図3 牛乳製品に含まれるFDPの検出と加熱による影響
- a: 市販の牛乳製品にもとから含まれるFDPの量。A-Fの製品は高温殺菌(120~130℃の温度で数秒間加熱)、Gは低温殺菌処理(63℃の温度で30分加熱)された製品で、下の方に各製品に含まれる脂質量を示している。A-Fでは含まれる脂質量に比例してFDPの量が多く、GではFDPの量が低いことが分かった。
- b: 7種類の牛乳製品を、それぞれ40、60、80、100℃で60分加熱した後のFDPの量。加熱温度が高いほど、FDPの量が図(a)よりも増大した。
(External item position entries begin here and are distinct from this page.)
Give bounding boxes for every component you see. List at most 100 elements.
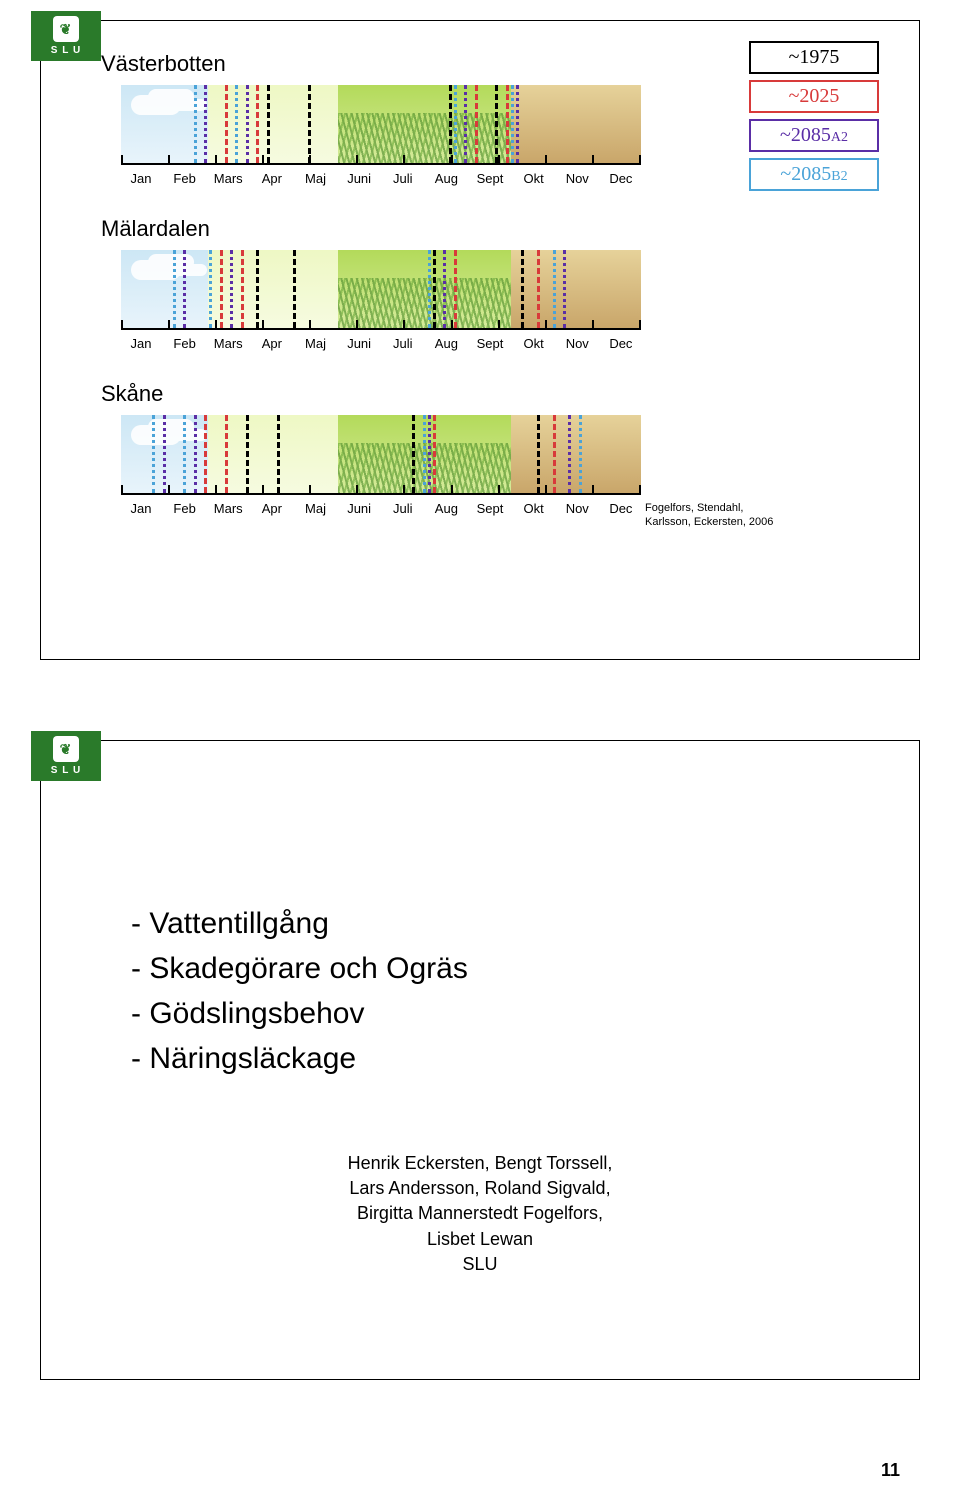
month-label: Mars	[208, 171, 248, 186]
scenario-marker	[464, 85, 467, 163]
month-label: Juni	[339, 336, 379, 351]
scenario-marker	[225, 85, 228, 163]
slu-logo: ❦ S L U	[31, 731, 101, 781]
tick	[592, 485, 594, 495]
scenario-marker	[475, 85, 478, 163]
cloud-icon	[131, 95, 181, 115]
scenario-marker	[256, 85, 259, 163]
scenario-marker	[194, 85, 197, 163]
tick	[262, 485, 264, 495]
tick	[498, 320, 500, 330]
month-labels: JanFebMarsAprMajJuniJuliAugSeptOktNovDec	[121, 501, 641, 516]
scenario-marker	[428, 250, 431, 328]
bg-autumn	[511, 85, 641, 163]
bullet-item: - Näringsläckage	[131, 1036, 889, 1081]
tick	[262, 155, 264, 165]
scenario-marker	[579, 415, 582, 493]
bullet-item: - Skadegörare och Ogräs	[131, 946, 889, 991]
scenario-marker	[152, 415, 155, 493]
bullet-list: - Vattentillgång- Skadegörare och Ogräs -…	[131, 901, 889, 1081]
slu-crest-icon: ❦	[53, 736, 79, 762]
scenario-marker	[235, 85, 238, 163]
scenario-marker	[194, 415, 197, 493]
scenario-marker	[563, 250, 566, 328]
scenario-marker	[246, 415, 249, 493]
bg-summer	[338, 85, 511, 163]
scenario-marker	[225, 415, 228, 493]
author-line: Birgitta Mannerstedt Fogelfors,	[71, 1201, 889, 1226]
scenario-marker	[553, 415, 556, 493]
slu-crest-icon: ❦	[53, 16, 79, 42]
month-label: Sept	[470, 501, 510, 516]
month-label: Juli	[383, 501, 423, 516]
month-label: Okt	[514, 501, 554, 516]
tick	[639, 485, 641, 495]
month-label: Dec	[601, 501, 641, 516]
citation-line: Karlsson, Eckersten, 2006	[645, 515, 773, 529]
region-label: Skåne	[101, 381, 889, 407]
timeline-skane	[121, 415, 641, 495]
scenario-marker	[433, 250, 436, 328]
month-label: Jan	[121, 171, 161, 186]
tick	[168, 320, 170, 330]
tick	[215, 155, 217, 165]
scenario-marker	[537, 415, 540, 493]
scenario-marker	[516, 85, 519, 163]
scenario-marker	[553, 250, 556, 328]
month-label: Sept	[470, 171, 510, 186]
bullet-item: - Vattentillgång	[131, 901, 889, 946]
month-label: Maj	[296, 501, 336, 516]
timeline-bg	[121, 85, 641, 163]
tick	[403, 485, 405, 495]
ticks	[121, 155, 641, 165]
month-label: Maj	[296, 336, 336, 351]
scenario-marker	[521, 250, 524, 328]
scenario-marker	[423, 415, 426, 493]
scenario-marker	[173, 250, 176, 328]
scenario-marker	[204, 415, 207, 493]
tick	[356, 155, 358, 165]
month-labels: JanFebMarsAprMajJuniJuliAugSeptOktNovDec	[121, 336, 641, 351]
scenario-marker	[433, 415, 436, 493]
month-label: Juni	[339, 501, 379, 516]
tick	[168, 485, 170, 495]
scenario-marker	[246, 85, 249, 163]
slide-2-bullets: ❦ S L U - Vattentillgång- Skadegörare oc…	[40, 740, 920, 1380]
tick	[639, 320, 641, 330]
timeline-group-malardalen: Mälardalen JanFebMarsAprMajJuniJuliAugSe…	[121, 216, 889, 351]
tick	[451, 320, 453, 330]
month-label: Jan	[121, 336, 161, 351]
author-line: Henrik Eckersten, Bengt Torssell,	[71, 1151, 889, 1176]
month-label: Dec	[601, 336, 641, 351]
tick	[639, 155, 641, 165]
month-label: Okt	[514, 171, 554, 186]
tick	[545, 485, 547, 495]
tick	[403, 320, 405, 330]
month-label: Apr	[252, 501, 292, 516]
month-label: Maj	[296, 171, 336, 186]
slu-logo: ❦ S L U	[31, 11, 101, 61]
timeline-group-skane: Skåne JanFebMarsAprMajJuniJuliAugSeptOkt…	[121, 381, 889, 546]
scenario-marker	[568, 415, 571, 493]
scenario-marker	[412, 415, 415, 493]
bg-autumn	[511, 250, 641, 328]
tick	[309, 485, 311, 495]
authors-block: Henrik Eckersten, Bengt Torssell,Lars An…	[71, 1151, 889, 1277]
month-label: Nov	[557, 171, 597, 186]
month-label: Mars	[208, 336, 248, 351]
tick	[592, 155, 594, 165]
bg-autumn	[511, 415, 641, 493]
scenario-marker	[241, 250, 244, 328]
scenario-marker	[204, 85, 207, 163]
scenario-marker	[537, 250, 540, 328]
tick	[545, 320, 547, 330]
scenario-marker	[511, 85, 514, 163]
scenario-marker	[220, 250, 223, 328]
bg-summer	[338, 250, 511, 328]
scenario-marker	[506, 85, 509, 163]
author-line: Lars Andersson, Roland Sigvald,	[71, 1176, 889, 1201]
month-label: Feb	[165, 171, 205, 186]
scenario-marker	[277, 415, 280, 493]
tick	[121, 155, 123, 165]
month-label: Juli	[383, 336, 423, 351]
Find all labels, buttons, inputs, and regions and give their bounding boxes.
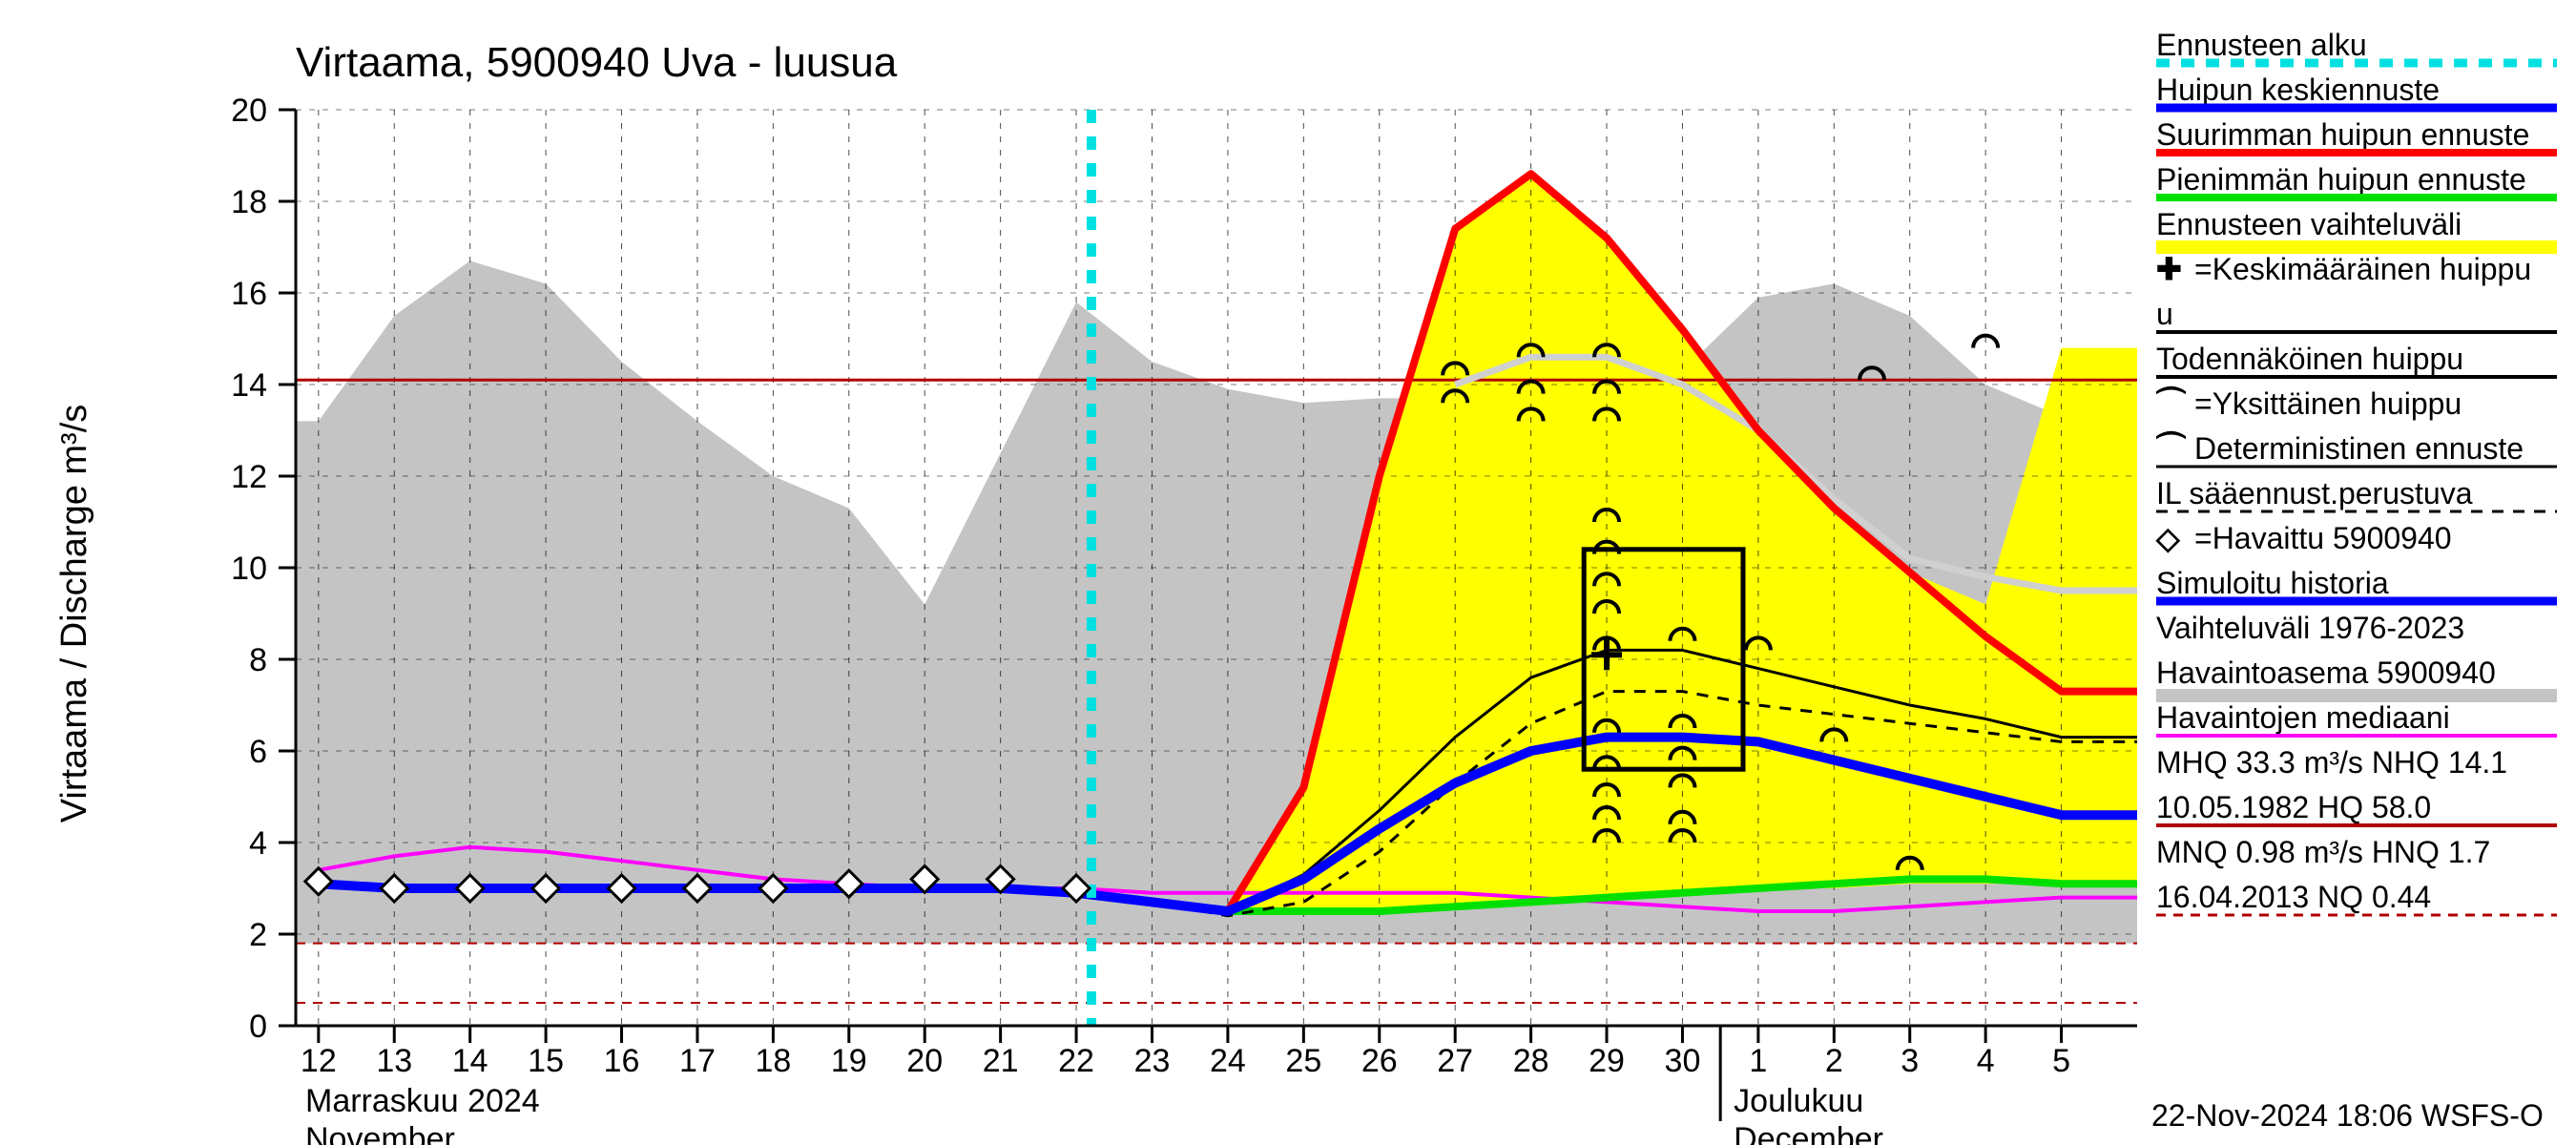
legend-label: Huipun keskiennuste bbox=[2156, 73, 2440, 107]
legend-label: =Keskimääräinen huippu bbox=[2194, 252, 2531, 286]
discharge-chart: 0246810121416182012131415161718192021222… bbox=[0, 0, 2576, 1145]
svg-text:29: 29 bbox=[1589, 1043, 1625, 1079]
svg-text:20: 20 bbox=[231, 93, 267, 129]
legend-label: Ennusteen vaihteluväli bbox=[2156, 207, 2462, 241]
svg-text:12: 12 bbox=[231, 459, 267, 495]
legend-label: Vaihteluväli 1976-2023 bbox=[2156, 611, 2464, 645]
svg-text:⏜: ⏜ bbox=[2156, 385, 2187, 421]
svg-text:22: 22 bbox=[1058, 1043, 1094, 1079]
svg-text:Marraskuu 2024: Marraskuu 2024 bbox=[305, 1083, 540, 1119]
timestamp: 22-Nov-2024 18:06 WSFS-O bbox=[2151, 1098, 2544, 1133]
legend-label: MNQ 0.98 m³/s HNQ 1.7 bbox=[2156, 835, 2490, 869]
svg-text:u: u bbox=[2156, 297, 2173, 331]
legend-label: 10.05.1982 HQ 58.0 bbox=[2156, 790, 2431, 824]
legend-label: Ennusteen alku bbox=[2156, 28, 2367, 62]
legend-label: Pienimmän huipun ennuste bbox=[2156, 162, 2526, 197]
svg-text:December: December bbox=[1734, 1121, 1883, 1145]
legend-label: IL sääennust.perustuva bbox=[2156, 476, 2473, 510]
svg-text:16: 16 bbox=[231, 276, 267, 312]
svg-text:14: 14 bbox=[231, 367, 267, 404]
svg-text:12: 12 bbox=[301, 1043, 337, 1079]
svg-text:15: 15 bbox=[528, 1043, 564, 1079]
svg-text:✚: ✚ bbox=[2156, 252, 2182, 286]
svg-text:18: 18 bbox=[755, 1043, 791, 1079]
legend-label: MHQ 33.3 m³/s NHQ 14.1 bbox=[2156, 745, 2507, 780]
legend-label: Havaintoasema 5900940 bbox=[2156, 656, 2496, 690]
chart-title: Virtaama, 5900940 Uva - luusua bbox=[296, 39, 898, 86]
legend-label: Havaintojen mediaani bbox=[2156, 700, 2450, 735]
legend-label: =Havaittu 5900940 bbox=[2194, 521, 2452, 555]
svg-text:20: 20 bbox=[906, 1043, 943, 1079]
svg-text:25: 25 bbox=[1285, 1043, 1321, 1079]
svg-text:21: 21 bbox=[983, 1043, 1019, 1079]
svg-text:November: November bbox=[305, 1121, 455, 1145]
svg-text:Virtaama / Discharge m³/s: Virtaama / Discharge m³/s bbox=[54, 405, 94, 823]
svg-text:3: 3 bbox=[1901, 1043, 1919, 1079]
legend-label: Simuloitu historia bbox=[2156, 566, 2389, 600]
svg-text:2: 2 bbox=[249, 917, 267, 953]
svg-text:5: 5 bbox=[2052, 1043, 2070, 1079]
legend-label: 16.04.2013 NQ 0.44 bbox=[2156, 880, 2431, 914]
svg-text:16: 16 bbox=[604, 1043, 640, 1079]
svg-text:10: 10 bbox=[231, 551, 267, 587]
svg-text:8: 8 bbox=[249, 642, 267, 678]
svg-text:17: 17 bbox=[679, 1043, 716, 1079]
legend-label: =Yksittäinen huippu bbox=[2194, 386, 2462, 421]
svg-text:13: 13 bbox=[376, 1043, 412, 1079]
svg-text:14: 14 bbox=[452, 1043, 488, 1079]
svg-text:18: 18 bbox=[231, 184, 267, 220]
svg-text:◇: ◇ bbox=[2155, 521, 2181, 555]
svg-text:6: 6 bbox=[249, 734, 267, 770]
svg-text:2: 2 bbox=[1825, 1043, 1843, 1079]
legend-label: Suurimman huipun ennuste bbox=[2156, 117, 2529, 152]
legend-label: Deterministinen ennuste bbox=[2194, 431, 2524, 466]
svg-text:23: 23 bbox=[1134, 1043, 1171, 1079]
svg-text:28: 28 bbox=[1513, 1043, 1549, 1079]
svg-text:4: 4 bbox=[1977, 1043, 1995, 1079]
svg-text:26: 26 bbox=[1361, 1043, 1398, 1079]
svg-text:Joulukuu: Joulukuu bbox=[1734, 1083, 1863, 1119]
svg-text:⏜: ⏜ bbox=[2156, 430, 2187, 466]
svg-text:1: 1 bbox=[1749, 1043, 1767, 1079]
svg-text:19: 19 bbox=[831, 1043, 867, 1079]
svg-text:24: 24 bbox=[1210, 1043, 1246, 1079]
svg-text:27: 27 bbox=[1437, 1043, 1473, 1079]
legend-label: Todennäköinen huippu bbox=[2156, 342, 2463, 376]
svg-text:0: 0 bbox=[249, 1009, 267, 1045]
svg-text:4: 4 bbox=[249, 825, 267, 862]
svg-text:30: 30 bbox=[1665, 1043, 1701, 1079]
- c: 7種類の牛乳製品を、それぞれ100℃で2、15、30、45、60分加熱した後のFDPの量。加熱時間が長いほど、FDPの量が図(a)よりも増大した。
図4 市販のコーヒーミルクに含まれるFDPの検出と加熱による影響
- a: 左側の25℃は植物性油脂と動物性油脂を含む市販のコーヒーミルクにもとから含まれるFDPの量で、拡大したものを赤四角内に示している。動物性油脂を含むコーヒーミルクのFDP量は、植物性油脂を含むものよりも約3倍多く含まれていた。その隣からは、コーヒーミルクをそれぞれ40、60、80、100℃で60分間加熱した後のFDPの量。
- b: コーヒーミルクをそれぞれ100℃で2、15、30、45、60分間加熱した後のFDPの量。
図5 乳児用粉ミルク製品に含まれるFDPの検出と加熱による影響
- a: 左側の25℃は3種類の粉ミルクにもとから含まれるFDPの量で、拡大したものを赤四角内に示している。図1と比較すると、牛乳の10倍以上に上ることがわかる。その隣からは、粉ミルクを固体のままそれぞれ40、60、80、100度で60分間加熱した後のFDPの量。
- b: 粉ミルクを固体のままそれぞれ100度で2,15,30,45,60分間加熱した後のFDPの量。